EWB’s Seattle conference provided ample evidence that Amadei’s more organic vision of relief work holds considerable traction among young professionals and college-aged engineers. About 340 projects in 45 countries around the globe are producing precisely the kind of modest yet profound change Amadei seeks.

High-efficiency cooking stoves in Rawanda are preserving wood and limiting smoke inhalation. A replicable irrigation system in Cambodia is extending farming seasons and increasing crop yields. A spring protection box and pipeline in Honduras are supplementing the meager water supply of a trickling stream for a 46-home village.

More than 11,000 members within 271 chapters of EWB are at work on such projects, which typically range in cost between $15,000 and $35,000, according to executive director Cathy Leslie. That high impact-to-cost ratio and the immediacy of benefits to undeveloped communities appeals to the heart of what attracts many engineers to their field-namely, smart and efficient problem-solving. “We have a desire to change the world, not in 100 years, but right now,” Leslie said.

In many ways, EWB is a model for effective compassion-private citizens taking initiative independent of government support. But the organization’s leadership is beholden to a humanistic worldview, believing that that the removal of felt needs can clear a path to world peace.

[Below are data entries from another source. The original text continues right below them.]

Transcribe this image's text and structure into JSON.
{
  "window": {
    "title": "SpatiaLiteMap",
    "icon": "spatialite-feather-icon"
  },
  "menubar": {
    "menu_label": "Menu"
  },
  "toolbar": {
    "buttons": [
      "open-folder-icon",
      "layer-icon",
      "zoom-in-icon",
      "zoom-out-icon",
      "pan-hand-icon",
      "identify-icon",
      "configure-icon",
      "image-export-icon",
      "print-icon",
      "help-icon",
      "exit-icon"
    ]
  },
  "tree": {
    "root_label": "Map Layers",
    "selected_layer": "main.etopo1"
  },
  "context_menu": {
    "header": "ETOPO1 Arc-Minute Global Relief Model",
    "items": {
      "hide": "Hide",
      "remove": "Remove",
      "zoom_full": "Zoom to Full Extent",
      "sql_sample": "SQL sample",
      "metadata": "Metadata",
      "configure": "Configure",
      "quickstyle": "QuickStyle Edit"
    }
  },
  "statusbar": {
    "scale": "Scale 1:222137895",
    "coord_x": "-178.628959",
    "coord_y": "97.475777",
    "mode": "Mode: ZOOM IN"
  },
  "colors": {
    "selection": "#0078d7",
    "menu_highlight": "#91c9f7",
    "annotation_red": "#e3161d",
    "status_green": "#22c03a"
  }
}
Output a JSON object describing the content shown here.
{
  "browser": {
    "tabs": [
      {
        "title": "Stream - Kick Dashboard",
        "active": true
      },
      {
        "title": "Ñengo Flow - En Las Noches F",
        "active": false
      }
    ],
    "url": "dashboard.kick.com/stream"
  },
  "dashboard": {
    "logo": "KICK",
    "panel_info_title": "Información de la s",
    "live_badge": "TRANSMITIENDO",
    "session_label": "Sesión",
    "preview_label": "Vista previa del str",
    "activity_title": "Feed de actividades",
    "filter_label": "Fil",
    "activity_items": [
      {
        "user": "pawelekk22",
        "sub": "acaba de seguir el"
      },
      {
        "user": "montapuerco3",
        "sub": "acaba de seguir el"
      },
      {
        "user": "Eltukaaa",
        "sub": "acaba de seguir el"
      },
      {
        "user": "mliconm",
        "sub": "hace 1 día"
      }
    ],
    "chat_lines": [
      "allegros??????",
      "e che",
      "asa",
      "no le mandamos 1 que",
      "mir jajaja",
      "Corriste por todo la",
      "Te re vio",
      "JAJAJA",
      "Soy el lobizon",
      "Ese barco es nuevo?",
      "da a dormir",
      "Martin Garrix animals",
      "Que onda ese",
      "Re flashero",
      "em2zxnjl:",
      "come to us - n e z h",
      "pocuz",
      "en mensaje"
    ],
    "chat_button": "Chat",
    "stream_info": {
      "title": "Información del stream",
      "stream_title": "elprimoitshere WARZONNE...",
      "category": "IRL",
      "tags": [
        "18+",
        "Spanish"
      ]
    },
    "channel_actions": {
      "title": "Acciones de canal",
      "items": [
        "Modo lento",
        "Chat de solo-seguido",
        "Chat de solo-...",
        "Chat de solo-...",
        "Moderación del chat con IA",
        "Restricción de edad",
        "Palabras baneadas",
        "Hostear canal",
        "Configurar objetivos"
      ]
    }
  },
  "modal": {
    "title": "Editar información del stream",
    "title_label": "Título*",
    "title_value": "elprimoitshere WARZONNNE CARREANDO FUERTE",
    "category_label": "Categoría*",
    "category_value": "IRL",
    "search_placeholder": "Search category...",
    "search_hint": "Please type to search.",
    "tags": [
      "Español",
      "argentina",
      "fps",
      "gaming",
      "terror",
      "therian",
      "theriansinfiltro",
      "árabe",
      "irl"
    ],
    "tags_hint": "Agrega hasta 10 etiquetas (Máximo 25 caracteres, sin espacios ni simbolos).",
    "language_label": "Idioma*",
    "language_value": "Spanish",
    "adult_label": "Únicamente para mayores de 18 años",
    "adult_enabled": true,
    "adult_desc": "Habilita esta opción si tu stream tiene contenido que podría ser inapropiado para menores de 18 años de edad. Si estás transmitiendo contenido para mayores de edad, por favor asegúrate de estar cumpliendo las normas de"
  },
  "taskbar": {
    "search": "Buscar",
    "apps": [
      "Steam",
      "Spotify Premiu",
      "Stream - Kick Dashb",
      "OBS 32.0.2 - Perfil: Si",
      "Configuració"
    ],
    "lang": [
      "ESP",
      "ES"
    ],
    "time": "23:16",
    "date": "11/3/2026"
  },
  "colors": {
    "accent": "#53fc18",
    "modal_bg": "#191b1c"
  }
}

EWB chapters in Israel and Palestinian-controlled areas have recently begun working together in hopes of modeling peace and cooperation in their region. But the significance of that partnership lessened given that both are run by Western-educated professionals.

In his speech to EWB members, Amadei showed pictures of smiling children in communities aided by EWB efforts. “All of us are called to bring smiles to faces,” he said. “Believe me, if you can bring smiles like this to a refugee camp in Palestine, they won’t need AK-47s. That’s the picture. That’s what Engineers Without Borders is all about.”

The idea that clean water and decent public latrines will bring peace in the Middle East is hard to fathom. Amadei speaks of the immorality of poverty, hunger, and disease as though these problems instigate human sin rather than reflect it.

But all worldview shortcomings aside, EWB values human life, dignifies impoverished communities, and challenges individuals to express compassion. Christian engineers should fill the ranks.